TAC1 gene expression, in common with the inflammatory pain response, is modulated by a number of different stimuli such as bacterial infection and noxious stimulation that often results in depolarisation of sensory neurones. Accepted paradigms for each of these processes include bacterial wall lipopolysaccharide (LPS) [5, 6] capsaicin [7–10] and potassium-induced cell depolarisation that have all been shown to modulate TAC1 promoter (TAC1prom) activity [11, 12]. Because of the critical role that TAC1 plays in neurogenic inflammation we explored whether there was any commonality in the mechanisms that influence the activity of TAC1prom in different populations of sensory neurones following stimulation by capsaicin, LPS or potassium.
In addition to noxious stimulation capsaicin treatment has been widely used as a model system in the study of hyperalgesia [13, 14]. Capsaicin activates the transient receptor potential cation channel, subfamily V, member 1 (TRPV1) a major integrator of noxious stimuli that is expressed on a subset of SP expressing DRG neurones [7–10]. Capsaicin has also been shown to induce expression of TAC1 in vivo [9, 10] and gene deletions of the SP-receptor (NK1) significantly reduces the hyperalgesic affects of capsaicin . We have previously shown that capsaicin could induce the activity of TAC1prom but only in the presence of the evolutionary conserved region 2 (ECR2) enhancer . This synergy could also be induced by activation of mitogen activated protein kinase (MAPkinase) pathways and the effects of capsaicin on ECR2-TAC1prom interaction could be blocked by antagonism of mitogen-activated protein kinase kinase (MEK kinase) . We also revealed that stimulation of sensory neurones by capsaicin triggers ECR2- TAC1prom synergy in larger diameter sensory neurones; an expression of SP associated with hyperalgesia . However, we were unable to determine whether the effects of capsaicin were cell autonomous or cell non- autonomous i.e. were the mechanisms controlling the up-regulation of TAC1prom only found within TRPV1 expressing cells or did these mechanisms involve communication between cells. Furthermore, if the effects of capsaicin are non-cell autonomous it is important to determine the communication pathways that induce ECR2-TAC1prom activity in large diameter neurones. In addition, because TRPV1 activation depolarises sensory neurones we also asked how specific the TRPV1-ECR2-TAC1prom relationship was and whether other methods of cell depolarisation such as potassium induced depolarisation, could induce ECR2-TAC1prom synergy [17, 18].

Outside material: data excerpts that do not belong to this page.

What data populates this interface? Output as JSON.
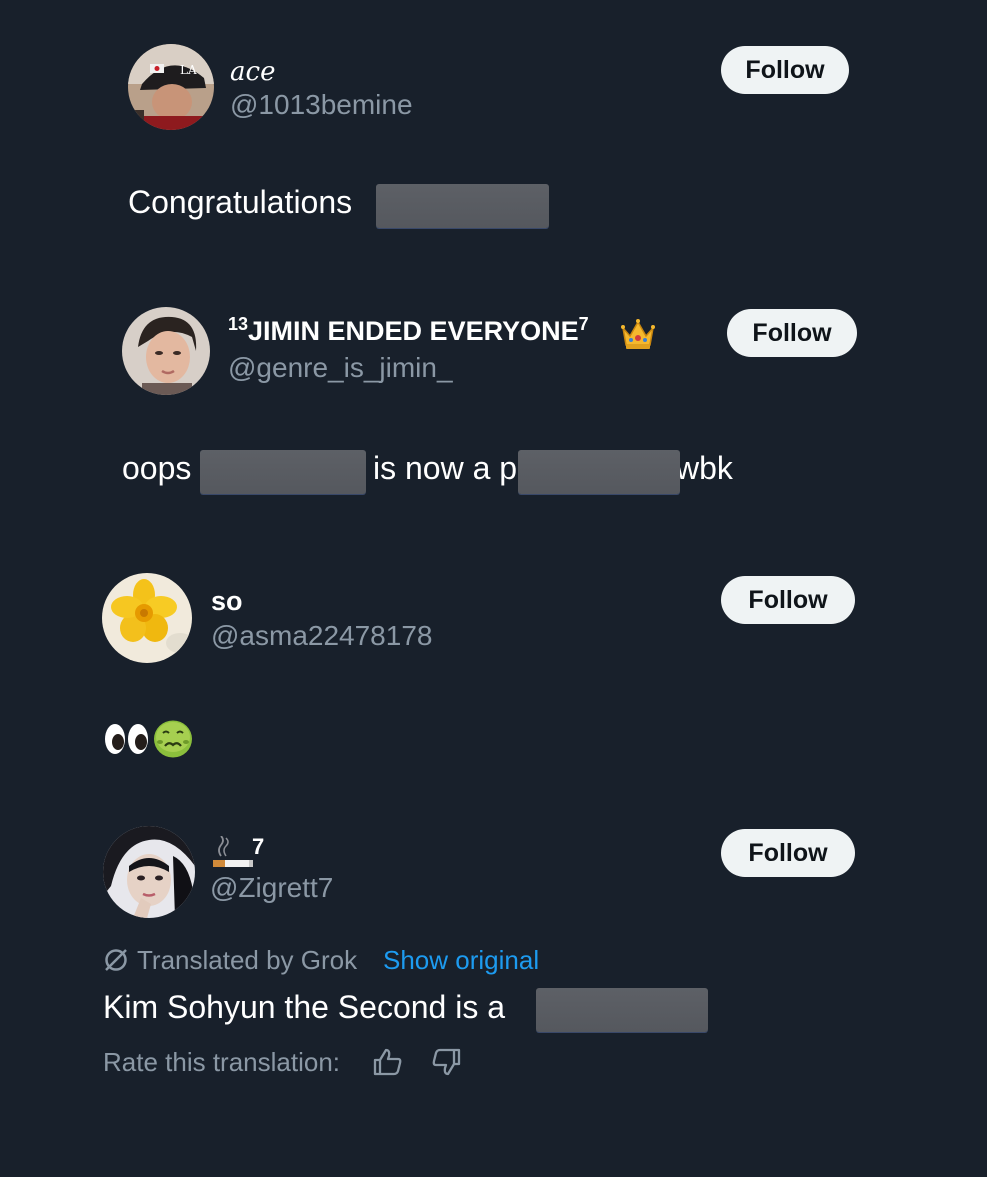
{
  "accent_color": "#1d9bf0",
  "background_color": "#18202b",
  "replies": [
    {
      "display_name": "ace",
      "handle": "@1013bemine",
      "follow_label": "Follow",
      "text_parts": [
        "Congratulations"
      ]
    },
    {
      "display_name_prefix": "13",
      "display_name": "JIMIN ENDED EVERYONE",
      "display_name_suffix": "7",
      "display_name_emoji": "crown",
      "handle": "@genre_is_jimin_",
      "follow_label": "Follow",
      "text_parts": [
        "oops",
        "is now a p",
        "wbk"
      ]
    },
    {
      "display_name": "so",
      "handle": "@asma22478178",
      "follow_label": "Follow",
      "text_parts": [],
      "emojis": [
        "eyes",
        "nauseated-face"
      ]
    },
    {
      "display_name_emoji": "cigarette",
      "display_name": "7",
      "handle": "@Zigrett7",
      "follow_label": "Follow",
      "translated_by": "Translated by Grok",
      "show_original": "Show original",
      "text_parts": [
        "Kim Sohyun the Second is a"
      ],
      "rate_label": "Rate this translation:",
      "rate_icons": [
        "thumbs-up-icon",
        "thumbs-down-icon"
      ]
    }
  ]
}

Bacterial LPS has also been shown to upregulate the expression of TAC1 [5, 6] and deletion of the TAC1 gene in mice reduces the effects of bacterial sepsis and LPS induced organ damage . LPS is a potent activator of both the inflammatory response and the immune response through its receptor, Toll Like Receptor 4 (TLR4) . It has been shown previously that activation of the TLR4 receptor triggers MAPkinase or NFκB dependent pathways . However, it is not known whether TLR4 is expressed on sensory neurones, whether the MAPkinase of NFκB pathways modulate the effects of LPS on TAC1 expression, whether the effects of LPS is cell autonomous or whether the ECR2 enhancer is required for TAC1prom activation by LPS.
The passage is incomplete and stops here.